Guest Column | November 7, 2017

Technology Companies Set To Disrupt Healthcare

By Alexander Myskiw, Business Development — Healthcare and Life Sciences, DataArt

Innovations Are Ready To Disrupt The Clinical Trial Process

Healthcare is struggling to utilize innovative technologies to improve population health, patient experience, outcomes, and data safety because hospitals are slow to adopt. Most hospitals are still trying to make sense of EHRs and have concerns such as interoperability and patient data safety.

The healthcare tech industry is projected to grow by 13.4 percent annually by 2020 and it looks like the top technology companies are noticing the market’s potential. Amazon, Google, Apple, and even Microsoft have started to enter the healthcare industry and have the financial resources, technology expertise yet only soft competition.

Let’s face it: Current technology companies in the industry will be facing an uphill battle once the giants of the tech world decide to tackle the healthcare and life sciences industries. The Fortune 500 top tech companies have the resources and capabilities to help the industry resolve its problems.

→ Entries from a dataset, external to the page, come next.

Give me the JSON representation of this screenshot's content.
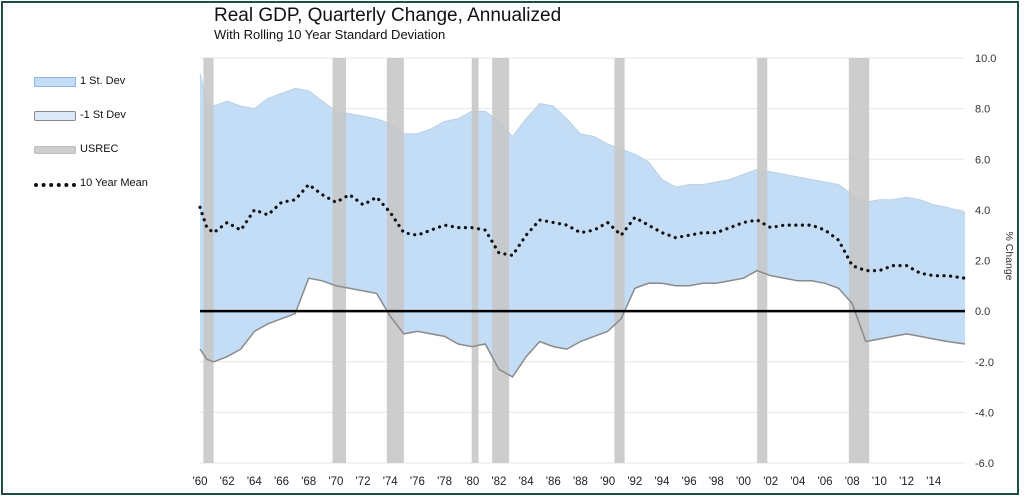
{
  "chart_data": {
    "type": "area",
    "title": "Real GDP, Quarterly Change, Annualized",
    "subtitle": "With Rolling 10 Year Standard Deviation",
    "ylabel": "% Change",
    "xlabel": "",
    "xlim": [
      1960,
      2016.3
    ],
    "ylim": [
      -6,
      10
    ],
    "y_ticks": [
      "10.0",
      "8.0",
      "6.0",
      "4.0",
      "2.0",
      "0.0",
      "-2.0",
      "-4.0",
      "-6.0"
    ],
    "x_ticks": [
      "'60",
      "'62",
      "'64",
      "'66",
      "'68",
      "'70",
      "'72",
      "'74",
      "'76",
      "'78",
      "'80",
      "'82",
      "'84",
      "'86",
      "'88",
      "'90",
      "'92",
      "'94",
      "'96",
      "'98",
      "'00",
      "'02",
      "'04",
      "'06",
      "'08",
      "'10",
      "'12",
      "'14"
    ],
    "legend": [
      "1 St. Dev",
      "-1 St Dev",
      "USREC",
      "10 Year Mean"
    ],
    "legend_position": "left",
    "grid": true,
    "colors": {
      "upper_band": "#c4ddf7",
      "lower_line": "#8a8a8a",
      "recession": "#c8c8c8",
      "mean": "#111111",
      "zero_line": "#000000"
    },
    "recessions": [
      [
        1960.25,
        1961.0
      ],
      [
        1969.75,
        1970.75
      ],
      [
        1973.75,
        1975.0
      ],
      [
        1980.0,
        1980.5
      ],
      [
        1981.5,
        1982.75
      ],
      [
        1990.5,
        1991.25
      ],
      [
        2001.0,
        2001.75
      ],
      [
        2007.75,
        2009.25
      ]
    ],
    "series": [
      {
        "name": "1 St. Dev",
        "x": [
          1960.0,
          1960.5,
          1961.0,
          1962.0,
          1963.0,
          1964.0,
          1965.0,
          1966.0,
          1967.0,
          1968.0,
          1969.0,
          1970.0,
          1971.0,
          1972.0,
          1973.0,
          1974.0,
          1975.0,
          1976.0,
          1977.0,
          1978.0,
          1979.0,
          1980.0,
          1981.0,
          1982.0,
          1983.0,
          1984.0,
          1985.0,
          1986.0,
          1987.0,
          1988.0,
          1989.0,
          1990.0,
          1991.0,
          1992.0,
          1993.0,
          1994.0,
          1995.0,
          1996.0,
          1997.0,
          1998.0,
          1999.0,
          2000.0,
          2001.0,
          2002.0,
          2003.0,
          2004.0,
          2005.0,
          2006.0,
          2007.0,
          2008.0,
          2009.0,
          2010.0,
          2011.0,
          2012.0,
          2013.0,
          2014.0,
          2015.0,
          2016.3
        ],
        "values": [
          9.4,
          8.2,
          8.1,
          8.3,
          8.1,
          8.0,
          8.4,
          8.6,
          8.8,
          8.7,
          8.3,
          7.9,
          7.8,
          7.7,
          7.6,
          7.4,
          7.0,
          7.0,
          7.2,
          7.5,
          7.6,
          7.9,
          7.9,
          7.5,
          6.9,
          7.6,
          8.2,
          8.1,
          7.6,
          7.0,
          6.9,
          6.6,
          6.4,
          6.2,
          5.9,
          5.2,
          4.9,
          5.0,
          5.0,
          5.1,
          5.2,
          5.4,
          5.6,
          5.5,
          5.4,
          5.3,
          5.2,
          5.1,
          5.0,
          4.6,
          4.3,
          4.4,
          4.4,
          4.5,
          4.4,
          4.2,
          4.1,
          3.9
        ]
      },
      {
        "name": "-1 St Dev",
        "x": [
          1960.0,
          1960.5,
          1961.0,
          1962.0,
          1963.0,
          1964.0,
          1965.0,
          1966.0,
          1967.0,
          1968.0,
          1969.0,
          1970.0,
          1971.0,
          1972.0,
          1973.0,
          1974.0,
          1975.0,
          1976.0,
          1977.0,
          1978.0,
          1979.0,
          1980.0,
          1981.0,
          1982.0,
          1983.0,
          1984.0,
          1985.0,
          1986.0,
          1987.0,
          1988.0,
          1989.0,
          1990.0,
          1991.0,
          1992.0,
          1993.0,
          1994.0,
          1995.0,
          1996.0,
          1997.0,
          1998.0,
          1999.0,
          2000.0,
          2001.0,
          2002.0,
          2003.0,
          2004.0,
          2005.0,
          2006.0,
          2007.0,
          2008.0,
          2009.0,
          2010.0,
          2011.0,
          2012.0,
          2013.0,
          2014.0,
          2015.0,
          2016.3
        ],
        "values": [
          -1.5,
          -1.9,
          -2.0,
          -1.8,
          -1.5,
          -0.8,
          -0.5,
          -0.3,
          -0.1,
          1.3,
          1.2,
          1.0,
          0.9,
          0.8,
          0.7,
          -0.2,
          -0.9,
          -0.8,
          -0.9,
          -1.0,
          -1.3,
          -1.4,
          -1.3,
          -2.3,
          -2.6,
          -1.8,
          -1.2,
          -1.4,
          -1.5,
          -1.2,
          -1.0,
          -0.8,
          -0.3,
          0.9,
          1.1,
          1.1,
          1.0,
          1.0,
          1.1,
          1.1,
          1.2,
          1.3,
          1.6,
          1.4,
          1.3,
          1.2,
          1.2,
          1.1,
          0.9,
          0.3,
          -1.2,
          -1.1,
          -1.0,
          -0.9,
          -1.0,
          -1.1,
          -1.2,
          -1.3
        ]
      },
      {
        "name": "10 Year Mean",
        "x": [
          1960.0,
          1960.5,
          1961.0,
          1962.0,
          1963.0,
          1964.0,
          1965.0,
          1966.0,
          1967.0,
          1968.0,
          1969.0,
          1970.0,
          1971.0,
          1972.0,
          1973.0,
          1974.0,
          1975.0,
          1976.0,
          1977.0,
          1978.0,
          1979.0,
          1980.0,
          1981.0,
          1982.0,
          1983.0,
          1984.0,
          1985.0,
          1986.0,
          1987.0,
          1988.0,
          1989.0,
          1990.0,
          1991.0,
          1992.0,
          1993.0,
          1994.0,
          1995.0,
          1996.0,
          1997.0,
          1998.0,
          1999.0,
          2000.0,
          2001.0,
          2002.0,
          2003.0,
          2004.0,
          2005.0,
          2006.0,
          2007.0,
          2008.0,
          2009.0,
          2010.0,
          2011.0,
          2012.0,
          2013.0,
          2014.0,
          2015.0,
          2016.3
        ],
        "values": [
          4.1,
          3.3,
          3.1,
          3.5,
          3.2,
          4.0,
          3.8,
          4.3,
          4.4,
          5.0,
          4.6,
          4.3,
          4.6,
          4.2,
          4.5,
          3.9,
          3.1,
          3.0,
          3.2,
          3.4,
          3.3,
          3.3,
          3.2,
          2.3,
          2.2,
          3.0,
          3.6,
          3.5,
          3.4,
          3.1,
          3.2,
          3.5,
          3.0,
          3.7,
          3.4,
          3.1,
          2.9,
          3.0,
          3.1,
          3.1,
          3.3,
          3.5,
          3.6,
          3.3,
          3.4,
          3.4,
          3.4,
          3.2,
          2.8,
          1.8,
          1.6,
          1.6,
          1.8,
          1.8,
          1.5,
          1.4,
          1.4,
          1.3
        ]
      }
    ]
  }
}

Apple and Amazon (Secret 1492 Lab) are planning to target EHRs and telemedicine and it is only a matter of time before they expand into every crevice of the industry. Google’s introduction into the industry, a company called Alphabet, is investing in companies like Calico, DeepMind, and Verily. Alphabet is already disrupting the industry with technologies like smart contact lenses (Verily and Alcon), an Artificial Intelligence (AI) with imagination (DeepMind), and even a drug that reverses brain damage and restores memories (Calico). These projects represent the efforts of only one technology giant and their two-year-old venture. Not bad! Now imagine an industry where Google, Apple, Microsoft, and Amazon strive to out-innovate each other creating technologies that improve customers’ health.

Improving population health is the main goal for the industry and EHRs were supposed to be the solution since the government started using them in the 1970’s. Almost 40 years later the Health Information Technology for Economic and Clinical Health Act (HITECH), part of the American Recovery and Reinvestment Act of 2009, was motivating healthcare providers to meet the “meaningful use” criteria. The rewards provided for meeting the criteria meant healthcare providers got paid for proper data entry. This had the effect of turning the medical professionals into data-entry specialists yet did little to ensure that data is effectively utilized.

EHRs are not there yet, however the community of data savvy medical professionals and the news that Amazon and Apple plan to focus on EHRs means that a simple, user friendly, safe and interoperable solution is coming. EHRs developed by the likes of Apple will allow medical professionals to focus more on the patient health and less on the data entry. The industry is in need of companies like Amazon and Google (who are leaders in collecting and analyzing customer data and using it to better serve them) to build an EHR that is easy to use, interoperable, and safe.

The healthcare industry has always been slow to develop and the continuous debate on patient data safety and interoperability are perfect examples. What is astounding is that we currently have a technology — blockchain — which could make all patient data decentralized (interoperable), anonymous and safe, solving the two major issues within the industry. The technology is already successfully implemented in Estonia’s healthcare system and currently being utilized by DeepMind in their Verifiable Data Audit tool.

The fact that a secure data storage and transfer technology already exists but is not yet being adopted supports the idea that hospitals are slow to adopt and should focus on embracing current technologies rather than searching for the next innovation. Innovations like Artificial Intelligence, Nanotechnology, and robotics might be shiny new toys for the tech community, but they are years away from adoption. Instead, EHRs should be the focus and the foundation for improving population health outcomes and yet usually are just a place where data gets gathered rather than analyzed and turned into a real-time lifesaving decision support.

Hospitals and life sciences companies have resorted to outsourcing and have become complacent, developing acceptable rather than innovative solutions. For the population to truly benefit from an EHR, the user interface (UI) must be of high quality and the user experience (UX) must engage the target audience in the ecosystem of their health. Imagine an EHR that updates instantly, scores personal health using real-time statistics, provides doctors with real-time data and most importantly presents the user experience your health deserves.

Current healthcare technology companies will face a new bar, set to push industry competition to new heights. Where competition flourishes, innovation follows, weeding out the soft competitors and breeding innovators. Doctors need to be able to input patient data with ease, use real-time statistics to diagnose, and use daily wearables and telemedicine solutions to inform proposed treatments and provide preventative health suggestions. Let’s not forget about the current market players, who will need to beef up on R&D and prepare to innovate. Technologies that predict heart attacks, home diagnosis kits and even AI that helps post-stroke gait recovery are all thirsty for an EHR that can interpret the data, track and inform the patient on their progress, with just a swipe of a finger. The healthcare landscape is about to change drastically and the technology giants are going to lead the way.